Finalmente, las secuoyas, las cicas y los helechos gigantes nos abren una ventana a la vegetación entre la cual triscaban los dinosaurios. Las cicas, con aspecto de palmera y capaces de vivir mil años, son hoy tóxicas para los mamíferos, pero resultaban un verdadero manjar para los dinosaurios vegetarianos. Todavía podemos verlas en los bosques tropicales de Asia, América, Oceanía y África, aunque las tenemos cultivadas en muchos de nuestros jardines. Pasar junto a un ejemplar de Cycas revoluta, aunque sea en un parque urbano, no debería dejarnos nunca impasibles.

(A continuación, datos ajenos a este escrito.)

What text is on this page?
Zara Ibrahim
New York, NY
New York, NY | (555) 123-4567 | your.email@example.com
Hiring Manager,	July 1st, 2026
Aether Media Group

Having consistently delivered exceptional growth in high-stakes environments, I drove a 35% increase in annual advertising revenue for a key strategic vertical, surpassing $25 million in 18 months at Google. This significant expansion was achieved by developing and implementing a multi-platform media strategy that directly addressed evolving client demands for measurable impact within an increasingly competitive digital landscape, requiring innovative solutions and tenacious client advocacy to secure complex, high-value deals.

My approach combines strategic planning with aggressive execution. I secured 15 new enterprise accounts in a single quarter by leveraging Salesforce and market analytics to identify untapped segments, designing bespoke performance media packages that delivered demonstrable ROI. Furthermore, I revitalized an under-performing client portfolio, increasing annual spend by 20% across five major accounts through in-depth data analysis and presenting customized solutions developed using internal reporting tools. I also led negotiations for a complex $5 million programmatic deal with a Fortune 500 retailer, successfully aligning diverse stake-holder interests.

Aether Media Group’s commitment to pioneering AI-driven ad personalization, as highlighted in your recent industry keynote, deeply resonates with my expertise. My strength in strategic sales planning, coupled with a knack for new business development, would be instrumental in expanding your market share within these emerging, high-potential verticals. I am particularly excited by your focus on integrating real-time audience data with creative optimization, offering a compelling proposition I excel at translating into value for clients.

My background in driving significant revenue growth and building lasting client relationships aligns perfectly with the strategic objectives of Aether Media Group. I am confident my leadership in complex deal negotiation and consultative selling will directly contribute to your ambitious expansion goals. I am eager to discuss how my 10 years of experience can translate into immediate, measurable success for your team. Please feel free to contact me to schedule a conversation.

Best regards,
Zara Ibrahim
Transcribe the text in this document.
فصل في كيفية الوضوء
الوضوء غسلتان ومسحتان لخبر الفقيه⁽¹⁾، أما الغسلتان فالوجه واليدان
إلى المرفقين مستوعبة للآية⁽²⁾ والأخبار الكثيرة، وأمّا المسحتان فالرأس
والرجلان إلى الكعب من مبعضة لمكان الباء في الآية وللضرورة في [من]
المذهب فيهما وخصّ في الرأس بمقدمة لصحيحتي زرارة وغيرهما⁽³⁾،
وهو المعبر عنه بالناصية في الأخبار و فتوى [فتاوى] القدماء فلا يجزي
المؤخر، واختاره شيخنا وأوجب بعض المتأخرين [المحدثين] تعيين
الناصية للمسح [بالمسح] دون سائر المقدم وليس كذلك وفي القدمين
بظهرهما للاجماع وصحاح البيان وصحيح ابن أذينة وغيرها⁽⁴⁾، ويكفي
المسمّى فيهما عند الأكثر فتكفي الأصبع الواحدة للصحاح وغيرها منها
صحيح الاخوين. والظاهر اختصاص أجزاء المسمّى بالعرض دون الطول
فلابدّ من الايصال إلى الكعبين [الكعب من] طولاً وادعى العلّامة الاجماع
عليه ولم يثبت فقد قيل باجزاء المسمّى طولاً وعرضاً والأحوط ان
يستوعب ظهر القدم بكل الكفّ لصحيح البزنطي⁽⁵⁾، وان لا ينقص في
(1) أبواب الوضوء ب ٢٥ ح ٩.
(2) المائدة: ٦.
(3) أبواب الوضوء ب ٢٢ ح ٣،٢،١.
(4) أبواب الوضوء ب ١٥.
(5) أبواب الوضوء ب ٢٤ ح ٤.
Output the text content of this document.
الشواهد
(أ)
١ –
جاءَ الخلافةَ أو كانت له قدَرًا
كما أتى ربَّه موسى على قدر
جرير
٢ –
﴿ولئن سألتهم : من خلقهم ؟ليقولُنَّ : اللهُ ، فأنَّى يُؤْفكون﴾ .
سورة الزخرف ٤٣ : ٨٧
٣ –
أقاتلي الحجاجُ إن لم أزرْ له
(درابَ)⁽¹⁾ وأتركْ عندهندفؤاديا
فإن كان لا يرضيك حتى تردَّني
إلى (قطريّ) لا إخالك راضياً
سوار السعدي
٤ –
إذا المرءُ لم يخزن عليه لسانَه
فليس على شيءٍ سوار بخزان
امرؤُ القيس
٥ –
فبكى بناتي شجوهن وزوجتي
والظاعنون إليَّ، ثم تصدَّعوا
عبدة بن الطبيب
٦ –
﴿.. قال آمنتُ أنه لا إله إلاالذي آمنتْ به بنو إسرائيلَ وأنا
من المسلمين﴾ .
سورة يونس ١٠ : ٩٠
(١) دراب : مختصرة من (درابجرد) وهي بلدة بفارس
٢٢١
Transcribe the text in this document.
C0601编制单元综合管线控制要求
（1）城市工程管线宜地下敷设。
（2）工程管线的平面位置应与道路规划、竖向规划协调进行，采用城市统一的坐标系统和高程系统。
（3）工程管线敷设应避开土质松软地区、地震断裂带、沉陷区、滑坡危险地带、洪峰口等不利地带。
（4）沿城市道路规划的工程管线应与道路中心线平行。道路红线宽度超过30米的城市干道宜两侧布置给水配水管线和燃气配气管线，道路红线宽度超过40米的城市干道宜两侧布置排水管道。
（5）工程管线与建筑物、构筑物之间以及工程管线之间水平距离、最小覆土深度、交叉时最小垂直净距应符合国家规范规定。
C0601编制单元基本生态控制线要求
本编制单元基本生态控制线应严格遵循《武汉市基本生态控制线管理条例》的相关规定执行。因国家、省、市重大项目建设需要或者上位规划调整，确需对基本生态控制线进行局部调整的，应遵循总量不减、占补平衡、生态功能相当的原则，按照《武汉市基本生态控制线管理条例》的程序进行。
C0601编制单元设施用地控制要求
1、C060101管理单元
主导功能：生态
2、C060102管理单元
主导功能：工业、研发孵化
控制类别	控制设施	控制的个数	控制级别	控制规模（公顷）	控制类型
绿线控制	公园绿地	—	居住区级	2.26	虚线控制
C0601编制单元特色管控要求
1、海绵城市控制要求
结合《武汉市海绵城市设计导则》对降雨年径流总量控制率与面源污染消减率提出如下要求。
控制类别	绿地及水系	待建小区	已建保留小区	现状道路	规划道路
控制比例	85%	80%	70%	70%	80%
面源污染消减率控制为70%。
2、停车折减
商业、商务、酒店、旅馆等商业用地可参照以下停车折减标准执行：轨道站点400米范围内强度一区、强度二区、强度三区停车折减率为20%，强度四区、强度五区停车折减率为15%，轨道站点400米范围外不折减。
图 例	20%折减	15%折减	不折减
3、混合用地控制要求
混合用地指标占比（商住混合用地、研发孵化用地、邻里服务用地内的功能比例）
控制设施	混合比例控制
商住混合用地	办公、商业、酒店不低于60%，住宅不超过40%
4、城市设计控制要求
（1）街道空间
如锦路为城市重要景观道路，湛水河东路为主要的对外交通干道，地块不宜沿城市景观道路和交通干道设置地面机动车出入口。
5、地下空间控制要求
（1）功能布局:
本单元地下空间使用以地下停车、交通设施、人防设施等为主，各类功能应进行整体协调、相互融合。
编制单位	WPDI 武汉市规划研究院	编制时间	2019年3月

Algunas cicas como esta Cicas revoluta son muy frecuentes en parques y jardines urbanos. Cuando pasamos junto a una de ellas no reparamos ya en que son plantas muy antiguas, contemporáneas de los dinosaurios

Nosotros, los habitantes del pasado
Otra vertiente de esa segunda oportunidad evolutiva la protagonizamos nosotros mismos, los humanos. Debido al imponente flujo de información actual solemos pensar que ya está todo perdido en conservación de la biodiversidad. Una sensación que puede llevar fácilmente al derrotismo. Sin embargo, basta con hacer un ejercicio mental para viajar al futuro e imaginar un planeta depauperado, sin selvas, sin arrecifes coralinos, sin megafauna, habitado sólo por bacterias, cucarachas y ratas. Si desde ese futuro imaginario se nos diera una segunda oportunidad y viajáramos al pasado (a nuestro presente) nos daríamos cuenta de que nosotros aún somos ¡¡¡los afortunados habitantes del pasado!!! Todavía vivimos en un planeta abarrotado de vida, con varios millones de especies y en el que es posible pasear por selvas, bosques caducifolios y de coníferas, desiertos, tundras, taigas y mares repletos de fauna y flora… Y de hongos, protozoos y bacterias. Nuestro planeta está lleno de vida. Buena prueba de ello es que, desafortunadamente, muchas especies se extinguen por nuestra culpa.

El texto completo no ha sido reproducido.